It’s a world of magic realism. Because of a Certificate of Public Use running out, a toilet is legal today, illegal tomorrow, the event taking place presumably at midnight. No physical change has occurred, simply a regulation kicking in. In the UK, six is suddenly the number for legal gatherings. A family of seven becomes illicit. Darcy, a fly in fly out miner turns up at the airport with paperwork that allows a workmate standing beside him in the queue to fly across the Tasman but the same paperwork proves inadequate in his case. Different immigration officer. A headache perhaps, a relationship breaking up?  This begins a bureaucratic process that is truly Kafkaesque. Similarly, the Assange trial is pure Kafka. The go-to epidemiologist, with shocking pink hair, seems a character out of Alice in Wonderland. National’s team of ‘competent business people’ get their figures wrong. Floods, hurricanes and bush fires rage. We have entered the time of crisis. The centre will try and hold, with the margins collapsing. I video a local candidates meeting and it’s all predictable, Labour keeping things moving, Greens kindly and idealistic, NZ First full of policy, National preaching competence for recovery, the rest a bit loopy and nationalist with the anti money party having the insight of extremity. A drunk is embarrassing and no one can ask a simple question. Given the opportunity, people start raving. https://www.youtube.com/watch?v=hZER-Ss7gFg

I read a book, The mushroom at the end of the world, which posits a strange hope on the margins of precarity, as war vets, refugees and ferals gather matsutake mushrooms in the degraded pine forest of Wyoming. A complex supply train gets the mushrooms to Japan where they are a delicacy offered as gifts. The point made is that in a post human, intersectional, contaminated world, a community of outsiders can still find a rough praxis, different species interact and nurture one another and capital accumulates on the margins. I wonder whether the wilding pines are hiding this mushroom delicacy and in our lust for purity we forgot to notice.

In another book, Cassie Thornton, a feminist economist artist (that’s a mouthful) makes an interesting proposal: ‘How can we let go of what we know are false and deadly dreams of individual success within this murderous system to construct a yet unimaginable social world?’ she writes. ‘Instead of constantly risking everything to survive as individuals we might use our energy to take risks to make collective experiences of steadfast and deep solidarity where success is measured differently.’ And she is not preaching new ageism which she describes as a ‘middle class, saccharine, self congratulatory, individualistic, crypto masochistic, quasi activist rhetoric of healing, self care, pleasure, generosity and kindness.’ Not bad.

Thornton mounted an interesting dance project with dancers entering a large bank trying to find some dirt; which, if it existed, would be the only real thing in the building.
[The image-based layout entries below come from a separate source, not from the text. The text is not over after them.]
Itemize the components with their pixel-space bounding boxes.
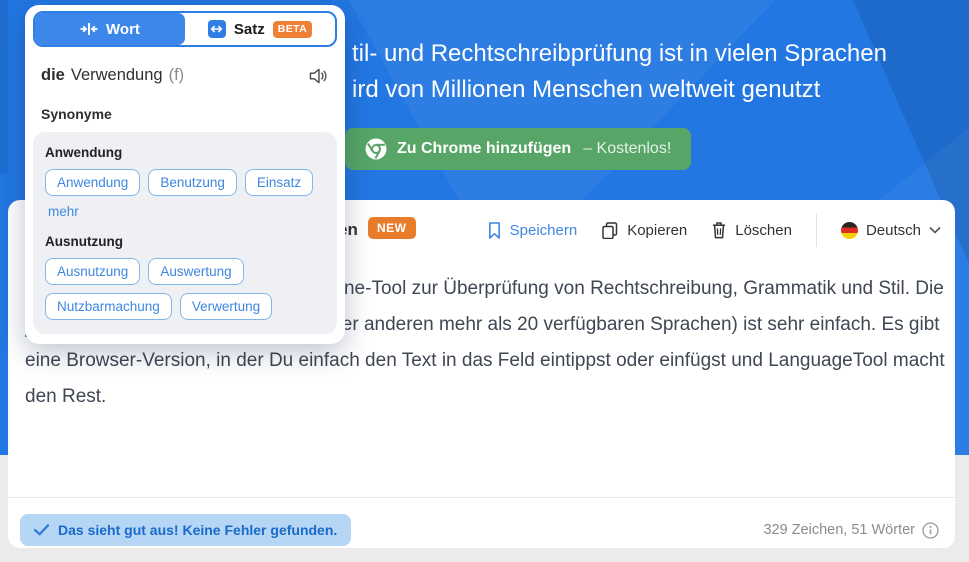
word-width-icon bbox=[80, 22, 98, 36]
tab-word[interactable]: Wort bbox=[35, 13, 185, 45]
info-icon[interactable] bbox=[922, 521, 939, 539]
language-label: Deutsch bbox=[865, 221, 921, 239]
popup-tab-bar: Wort Satz BETA bbox=[33, 11, 337, 47]
chevron-down-icon bbox=[929, 226, 941, 234]
new-badge: NEW bbox=[368, 217, 416, 239]
copy-icon bbox=[601, 221, 619, 239]
word-header: die Verwendung (f) bbox=[25, 66, 345, 85]
speaker-icon bbox=[308, 67, 329, 85]
beta-badge: BETA bbox=[272, 20, 313, 38]
check-icon bbox=[34, 524, 49, 536]
cta-label: Zu Chrome hinzufügen bbox=[397, 140, 572, 157]
synonym-chip[interactable]: Verwertung bbox=[179, 293, 273, 320]
text-line: den Rest. bbox=[25, 386, 107, 407]
status-message: Das sieht gut aus! Keine Fehler gefunden… bbox=[58, 522, 338, 538]
editor-toolbar: Speichern Kopieren Löschen Deutsch bbox=[487, 200, 941, 260]
page: til- und Rechtschreibprüfung ist in viel… bbox=[0, 0, 969, 562]
german-flag-icon bbox=[840, 221, 858, 239]
trash-icon bbox=[711, 221, 727, 239]
hero-headline-line2: ird von Millionen Menschen weltweit genu… bbox=[352, 76, 821, 103]
synonym-chip-row: Ausnutzung Auswertung Nutzbarmachung Ver… bbox=[45, 258, 325, 320]
word-count-text: 329 Zeichen, 51 Wörter bbox=[763, 522, 915, 538]
footer-divider bbox=[8, 497, 955, 498]
text-line: eine Browser-Version, in der Du einfach … bbox=[25, 350, 945, 371]
cta-sublabel: – Kostenlos! bbox=[583, 140, 672, 157]
more-synonyms-link[interactable]: mehr bbox=[48, 204, 79, 219]
synonym-group-label: Ausnutzung bbox=[45, 234, 123, 249]
chrome-icon bbox=[365, 138, 387, 160]
synonym-chip[interactable]: Nutzbarmachung bbox=[45, 293, 172, 320]
word-term: Verwendung bbox=[70, 66, 163, 84]
synonym-chip[interactable]: Ausnutzung bbox=[45, 258, 141, 285]
language-selector[interactable]: Deutsch bbox=[840, 221, 941, 239]
add-to-chrome-button[interactable]: Zu Chrome hinzufügen – Kostenlos! bbox=[345, 128, 692, 170]
synonym-popup: Wort Satz BETA die Verwendung (f) Synony… bbox=[25, 5, 345, 344]
copy-label: Kopieren bbox=[627, 221, 688, 239]
delete-button[interactable]: Löschen bbox=[711, 221, 792, 239]
tab-sentence-label: Satz bbox=[233, 20, 265, 38]
delete-label: Löschen bbox=[735, 221, 792, 239]
synonym-chip[interactable]: Einsatz bbox=[244, 169, 314, 196]
tab-word-label: Wort bbox=[106, 20, 140, 38]
word-article: die bbox=[41, 66, 65, 84]
status-badge: Das sieht gut aus! Keine Fehler gefunden… bbox=[20, 514, 352, 546]
pronounce-button[interactable] bbox=[308, 67, 329, 85]
save-button[interactable]: Speichern bbox=[487, 221, 578, 240]
hero-headline-line1: til- und Rechtschreibprüfung ist in viel… bbox=[352, 40, 887, 67]
copy-button[interactable]: Kopieren bbox=[601, 221, 687, 239]
hero-headline: til- und Rechtschreibprüfung ist in viel… bbox=[352, 36, 887, 108]
word-count: 329 Zeichen, 51 Wörter bbox=[763, 514, 939, 546]
synonyms-title: Synonyme bbox=[41, 106, 112, 122]
double-arrow-icon bbox=[207, 20, 226, 38]
synonyms-box: Anwendung Anwendung Benutzung Einsatz me… bbox=[33, 132, 337, 334]
synonym-chip[interactable]: Auswertung bbox=[148, 258, 244, 285]
tab-sentence[interactable]: Satz BETA bbox=[185, 13, 335, 45]
toolbar-divider bbox=[815, 213, 817, 247]
synonym-chip[interactable]: Benutzung bbox=[148, 169, 237, 196]
synonym-chip-row: Anwendung Benutzung Einsatz mehr bbox=[45, 169, 325, 219]
bookmark-icon bbox=[487, 221, 502, 240]
synonym-chip[interactable]: Anwendung bbox=[45, 169, 141, 196]
synonym-group-label: Anwendung bbox=[45, 145, 123, 160]
save-label: Speichern bbox=[509, 221, 578, 239]
word-gender: (f) bbox=[168, 66, 185, 84]
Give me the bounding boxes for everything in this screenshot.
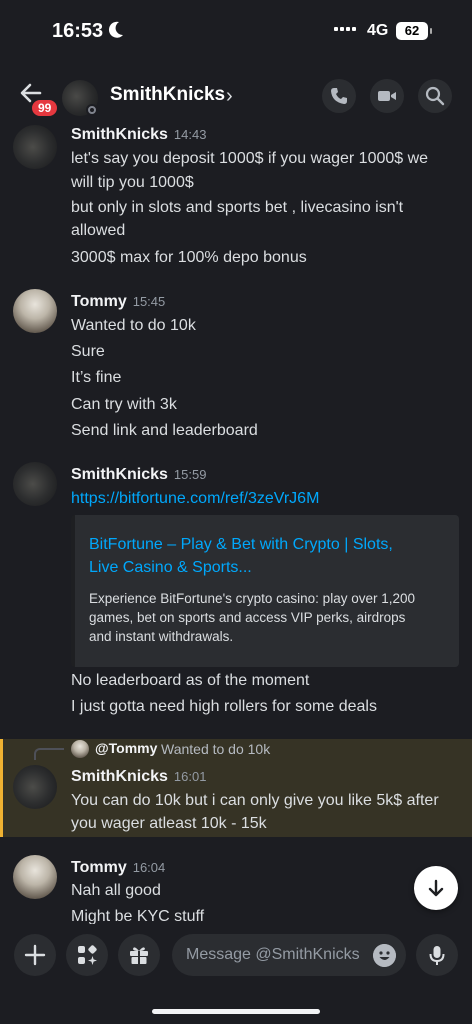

A Hamburg colleague, Sybelle Peters, works with children and their wishes; one project involved the kids finding miracles in their neighbourhood – which sounds a worthwhile exercise well outside the National Standards testing regime.

Reading about these women’s work there is a sense of entering a space which is real, a space where people have taken a scalpel to the dark clouds of mystification to let through a glimmer of light.